Mi è capitato spesso di non condividere pareri che, passando simultaneamente dalle pagine dei giornali ai commenti degli spettatori, finiscono con lo stroncare, spesso con sprezzo totale, questo o quel film. Nei confronti delle opere dei “maestri” si oscilla tra un atteggiamento rispettosamente assolutorio e una spietatezza iconoclasta senza confini. La premessa è necessaria per spiegare la tesi che vorrei sostenere, sfidando il senso comune: Le avventure di Tintin: il segreto dell’Unicorno di Steven Spielberg è un film importante, forse decisivo nella storia dei mutamenti del linguaggio e dell’industria cinematografica. Non mi riferisco qui al contenuto, peraltro apprezzabile, di una storia, estratta dal genio figurativo di Hergé, che ha allietato generazioni di bambini con il personaggio di Tintin, un perfettino venerato dai supporter di Topolino e guardato con sospetto dagli “irregolari” che invece amano Paperino. Tintin ha sempre ragione, ci azzecca sempre, vince sempre. Eppure il suo essere un giornalista con il corpo da bambino, la stravaganza surreale e i personaggi di contorno, come gli imbelli investigatori Dupont e Dupond, il capitano ubriacone Haddock e il cane Milu, rendono le sue storie meno rassicuranti di quanto si pensi.
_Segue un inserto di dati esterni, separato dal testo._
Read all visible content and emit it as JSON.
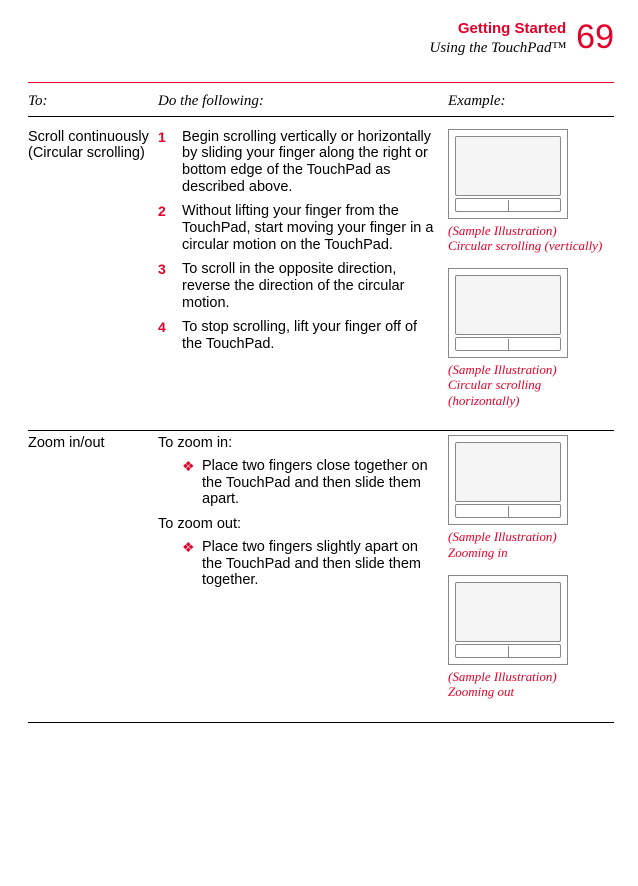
{
  "header": {
    "chapter_title": "Getting Started",
    "section_title": "Using the TouchPad™",
    "page_number": "69"
  },
  "table_headers": {
    "to": "To:",
    "do": "Do the following:",
    "example": "Example:"
  },
  "rows": [
    {
      "to": "Scroll continuously (Circular scrolling)",
      "steps": [
        {
          "num": "1",
          "text": "Begin scrolling vertically or horizontally by sliding your finger along the right or bottom edge of the TouchPad as described above."
        },
        {
          "num": "2",
          "text": "Without lifting your finger from the TouchPad, start moving your finger in a circular motion on the TouchPad."
        },
        {
          "num": "3",
          "text": "To scroll in the opposite direction, reverse the direction of the circular motion."
        },
        {
          "num": "4",
          "text": "To stop scrolling, lift your finger off of the TouchPad."
        }
      ],
      "illustrations": [
        {
          "caption_line1": "(Sample Illustration)",
          "caption_line2": "Circular scrolling (vertically)"
        },
        {
          "caption_line1": "(Sample Illustration)",
          "caption_line2": "Circular scrolling (horizontally)"
        }
      ]
    },
    {
      "to": "Zoom in/out",
      "sections": [
        {
          "intro": "To zoom in:",
          "bullets": [
            "Place two fingers close together on the TouchPad and then slide them apart."
          ]
        },
        {
          "intro": "To zoom out:",
          "bullets": [
            "Place two fingers slightly apart on the TouchPad and then slide them together."
          ]
        }
      ],
      "illustrations": [
        {
          "caption_line1": "(Sample Illustration)",
          "caption_line2": "Zooming in"
        },
        {
          "caption_line1": "(Sample Illustration)",
          "caption_line2": "Zooming out"
        }
      ]
    }
  ],
  "colors": {
    "accent": "#e40028",
    "text": "#000000",
    "bg": "#ffffff"
  }
}
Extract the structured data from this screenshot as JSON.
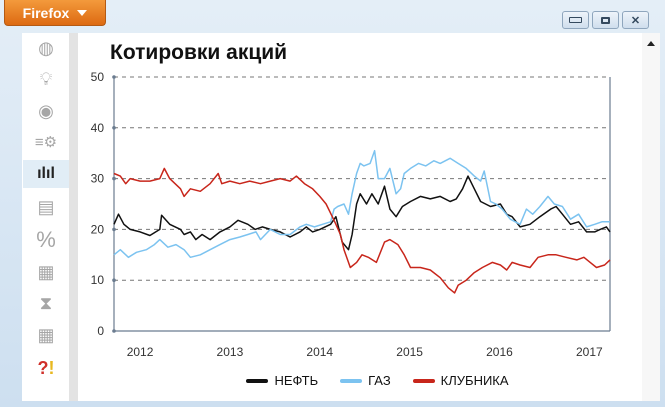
{
  "browser": {
    "menu_label": "Firefox"
  },
  "window_controls": {
    "minimize": "minimize-icon",
    "restore": "restore-icon",
    "close": "close-icon"
  },
  "sidebar": {
    "icons": [
      "globe-icon",
      "lightbulb-icon",
      "target-icon",
      "settings-list-icon",
      "bar-chart-icon",
      "document-icon",
      "percent-icon",
      "calendar-chart-icon",
      "hourglass-icon",
      "calendar-icon",
      "help-alert-icon"
    ],
    "active": 4
  },
  "colors": {
    "black": "#111111",
    "blue": "#7cc3f0",
    "red": "#c8261b",
    "accent": "#e07a1f"
  },
  "chart_data": {
    "type": "line",
    "title": "Котировки акций",
    "xlabel": "",
    "ylabel": "",
    "xlim": [
      2011.71,
      2017.23
    ],
    "ylim": [
      0,
      50
    ],
    "yticks": [
      0,
      10,
      20,
      30,
      40,
      50
    ],
    "xticks": [
      2012,
      2013,
      2014,
      2015,
      2016,
      2017
    ],
    "xtick_labels": [
      "2012",
      "2013",
      "2014",
      "2015",
      "2016",
      "2017"
    ],
    "ytick_labels": [
      "0",
      "10",
      "20",
      "30",
      "40",
      "50"
    ],
    "grid": "horizontal dashed",
    "legend_position": "bottom",
    "series": [
      {
        "name": "НЕФТЬ",
        "color": "#111111",
        "points": [
          [
            2011.71,
            21
          ],
          [
            2011.76,
            23
          ],
          [
            2011.82,
            21
          ],
          [
            2011.89,
            20
          ],
          [
            2012.0,
            19.5
          ],
          [
            2012.11,
            18.8
          ],
          [
            2012.22,
            20
          ],
          [
            2012.24,
            22.8
          ],
          [
            2012.33,
            21
          ],
          [
            2012.45,
            20
          ],
          [
            2012.49,
            19
          ],
          [
            2012.56,
            19.5
          ],
          [
            2012.62,
            18
          ],
          [
            2012.69,
            19
          ],
          [
            2012.78,
            18
          ],
          [
            2012.89,
            19.5
          ],
          [
            2013.0,
            20.5
          ],
          [
            2013.09,
            21.8
          ],
          [
            2013.2,
            21
          ],
          [
            2013.28,
            20
          ],
          [
            2013.36,
            20.5
          ],
          [
            2013.45,
            20
          ],
          [
            2013.56,
            19.5
          ],
          [
            2013.67,
            18.5
          ],
          [
            2013.78,
            19.5
          ],
          [
            2013.85,
            20.5
          ],
          [
            2013.92,
            19.5
          ],
          [
            2014.0,
            20
          ],
          [
            2014.12,
            21
          ],
          [
            2014.18,
            22.5
          ],
          [
            2014.25,
            17.5
          ],
          [
            2014.32,
            16
          ],
          [
            2014.36,
            19
          ],
          [
            2014.41,
            25
          ],
          [
            2014.45,
            27
          ],
          [
            2014.52,
            25
          ],
          [
            2014.58,
            27
          ],
          [
            2014.65,
            25
          ],
          [
            2014.72,
            28.5
          ],
          [
            2014.78,
            24
          ],
          [
            2014.85,
            22.5
          ],
          [
            2014.92,
            24.5
          ],
          [
            2015.01,
            25.5
          ],
          [
            2015.12,
            26.5
          ],
          [
            2015.23,
            26
          ],
          [
            2015.34,
            26.5
          ],
          [
            2015.45,
            25.5
          ],
          [
            2015.52,
            26
          ],
          [
            2015.59,
            28
          ],
          [
            2015.65,
            30.5
          ],
          [
            2015.72,
            28
          ],
          [
            2015.79,
            25.5
          ],
          [
            2015.9,
            24.5
          ],
          [
            2016.01,
            25
          ],
          [
            2016.08,
            23
          ],
          [
            2016.14,
            22.5
          ],
          [
            2016.23,
            20.5
          ],
          [
            2016.34,
            21
          ],
          [
            2016.45,
            22.5
          ],
          [
            2016.57,
            24
          ],
          [
            2016.63,
            24.5
          ],
          [
            2016.7,
            23
          ],
          [
            2016.79,
            21
          ],
          [
            2016.88,
            21.5
          ],
          [
            2016.97,
            19.5
          ],
          [
            2017.06,
            19.5
          ],
          [
            2017.12,
            20
          ],
          [
            2017.19,
            20.5
          ],
          [
            2017.23,
            19.5
          ]
        ]
      },
      {
        "name": "ГАЗ",
        "color": "#7cc3f0",
        "points": [
          [
            2011.71,
            15
          ],
          [
            2011.78,
            16
          ],
          [
            2011.87,
            14.5
          ],
          [
            2011.96,
            15.5
          ],
          [
            2012.07,
            16
          ],
          [
            2012.16,
            17
          ],
          [
            2012.22,
            18
          ],
          [
            2012.31,
            16.5
          ],
          [
            2012.4,
            17
          ],
          [
            2012.49,
            16
          ],
          [
            2012.56,
            14.5
          ],
          [
            2012.67,
            15
          ],
          [
            2012.78,
            16
          ],
          [
            2012.89,
            17
          ],
          [
            2013.0,
            18
          ],
          [
            2013.11,
            18.5
          ],
          [
            2013.2,
            19
          ],
          [
            2013.29,
            19.5
          ],
          [
            2013.34,
            18
          ],
          [
            2013.45,
            20
          ],
          [
            2013.56,
            19
          ],
          [
            2013.67,
            19
          ],
          [
            2013.78,
            20.5
          ],
          [
            2013.85,
            21
          ],
          [
            2013.94,
            20.5
          ],
          [
            2014.03,
            21
          ],
          [
            2014.12,
            21.5
          ],
          [
            2014.16,
            24
          ],
          [
            2014.2,
            24.5
          ],
          [
            2014.27,
            25
          ],
          [
            2014.32,
            23
          ],
          [
            2014.36,
            27
          ],
          [
            2014.41,
            31
          ],
          [
            2014.45,
            33
          ],
          [
            2014.49,
            32.5
          ],
          [
            2014.56,
            33
          ],
          [
            2014.61,
            35.5
          ],
          [
            2014.65,
            30
          ],
          [
            2014.72,
            30
          ],
          [
            2014.78,
            32
          ],
          [
            2014.85,
            27
          ],
          [
            2014.9,
            28
          ],
          [
            2014.94,
            31
          ],
          [
            2015.01,
            32
          ],
          [
            2015.1,
            33
          ],
          [
            2015.18,
            32.5
          ],
          [
            2015.27,
            33.5
          ],
          [
            2015.34,
            33
          ],
          [
            2015.45,
            34
          ],
          [
            2015.54,
            33
          ],
          [
            2015.63,
            32
          ],
          [
            2015.72,
            30.5
          ],
          [
            2015.79,
            29.5
          ],
          [
            2015.83,
            31.5
          ],
          [
            2015.9,
            25.5
          ],
          [
            2015.96,
            25
          ],
          [
            2016.03,
            24
          ],
          [
            2016.12,
            22
          ],
          [
            2016.23,
            21
          ],
          [
            2016.3,
            24
          ],
          [
            2016.37,
            23
          ],
          [
            2016.45,
            24.5
          ],
          [
            2016.54,
            26.5
          ],
          [
            2016.61,
            25
          ],
          [
            2016.7,
            24.5
          ],
          [
            2016.79,
            22
          ],
          [
            2016.88,
            23
          ],
          [
            2016.97,
            20.5
          ],
          [
            2017.06,
            21
          ],
          [
            2017.14,
            21.5
          ],
          [
            2017.23,
            21.5
          ]
        ]
      },
      {
        "name": "КЛУБНИКА",
        "color": "#c8261b",
        "points": [
          [
            2011.71,
            31
          ],
          [
            2011.78,
            30.5
          ],
          [
            2011.84,
            29
          ],
          [
            2011.89,
            30
          ],
          [
            2012.0,
            29.5
          ],
          [
            2012.11,
            29.5
          ],
          [
            2012.22,
            30
          ],
          [
            2012.27,
            32
          ],
          [
            2012.33,
            30
          ],
          [
            2012.45,
            28
          ],
          [
            2012.49,
            26.5
          ],
          [
            2012.56,
            28
          ],
          [
            2012.67,
            27.5
          ],
          [
            2012.78,
            29
          ],
          [
            2012.87,
            31
          ],
          [
            2012.91,
            29
          ],
          [
            2013.0,
            29.5
          ],
          [
            2013.11,
            29
          ],
          [
            2013.22,
            29.5
          ],
          [
            2013.34,
            29
          ],
          [
            2013.45,
            29.5
          ],
          [
            2013.56,
            30
          ],
          [
            2013.67,
            29.5
          ],
          [
            2013.74,
            30.5
          ],
          [
            2013.83,
            29
          ],
          [
            2013.92,
            28
          ],
          [
            2014.0,
            26.5
          ],
          [
            2014.07,
            25
          ],
          [
            2014.14,
            22.5
          ],
          [
            2014.18,
            21
          ],
          [
            2014.23,
            19
          ],
          [
            2014.27,
            16
          ],
          [
            2014.34,
            12.5
          ],
          [
            2014.41,
            13.5
          ],
          [
            2014.47,
            15
          ],
          [
            2014.54,
            14.5
          ],
          [
            2014.63,
            13.5
          ],
          [
            2014.72,
            17.5
          ],
          [
            2014.78,
            18
          ],
          [
            2014.87,
            17
          ],
          [
            2014.94,
            15
          ],
          [
            2015.01,
            12.5
          ],
          [
            2015.12,
            12.5
          ],
          [
            2015.23,
            12
          ],
          [
            2015.34,
            10.5
          ],
          [
            2015.43,
            8.5
          ],
          [
            2015.5,
            7.5
          ],
          [
            2015.54,
            9
          ],
          [
            2015.63,
            10
          ],
          [
            2015.72,
            11.5
          ],
          [
            2015.81,
            12.5
          ],
          [
            2015.92,
            13.5
          ],
          [
            2016.01,
            13
          ],
          [
            2016.08,
            12
          ],
          [
            2016.14,
            13.5
          ],
          [
            2016.23,
            13
          ],
          [
            2016.34,
            12.5
          ],
          [
            2016.43,
            14.5
          ],
          [
            2016.54,
            15
          ],
          [
            2016.63,
            15
          ],
          [
            2016.74,
            14.5
          ],
          [
            2016.86,
            14
          ],
          [
            2016.94,
            14.5
          ],
          [
            2017.01,
            13.5
          ],
          [
            2017.08,
            12.5
          ],
          [
            2017.17,
            13
          ],
          [
            2017.23,
            14
          ]
        ]
      }
    ]
  }
}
Spielberg usa Tintin come aveva usato Indiana Jones: per dare corpo al suo infinito, e invidiabile, bisogno di avventura. Qualcuno arrivò a sostenere persino che per il personaggio di Harrison Ford l’autore di E.T. si fosse ispirato proprio agli album di fumetti di Hergé. Ma non è la storia della ricerca di un tesoro da parte di un invincibile investigatore che rende questo film, per me, un turning point nella storia del linguaggio cinematografico. È che Spielberg ha inventato una terza dimensione del cinema. Non film tradizionale, attori e scenari reali; non animazione, creature immaginarie rese reali da un disegno. In molte occasioni i due generi si sono inseguiti come fu in Chi ha incastrato Roger Rabbit di Zemeckis o in Avatar di James Cameron. La Pixar con WALL-E o Toy Story aveva portato il cartone animato al confine con la realtà e, nell’altra dimensione, Jurassic Park e Inception avevano teso il rapporto tra realtà e fantasia oltre le linee divisorie tradizionali. Spielberg rende ora quel confine invisibile: lo spettatore non sa se sta vedendo una invenzione della tecnologia o un prodotto della natura. Non sa se gli attori siano persone o disegni, se gli scenari siano o mattoni o prodotti di algoritmi. Si viene così proiettati in una dimensione incerta, un limbo estetico, in cui nulla è certo ma al tempo stesso nulla è impossibile. Come se la realtà fosse dilatabile restando se stessa.

La terza dimensione del cinema è cominciata con la “storiella” del piccolo giornalista che cerca un tesoro. Gli sviluppi sono infiniti. Spielberg in una intervista ha disvelato, attraverso una constatazione, quello che potrebbe diventare un progetto: «Visti i progressi della motion capture ho capito che era possibile fare il film senza dover tornare indietro di 40 anni e scritturare Walter Matthau nei panni di Haddock». Così un domani potremmo vedere una storia interpretata, nello stesso film, da Spencer Tracy, Sean Penn, James Dean, Jack Nicholson, Marilyn Monroe e Meryl Streep. Oppure scoprire nuovi attori tanto bravi quanto inesistenti nella realtà. Tutta la storia dell’arte è storia di uso di nuove tecnologie come bouquet di possibilità. Spielberg, con Tintin, ha aggiunto un fiore, nuovo.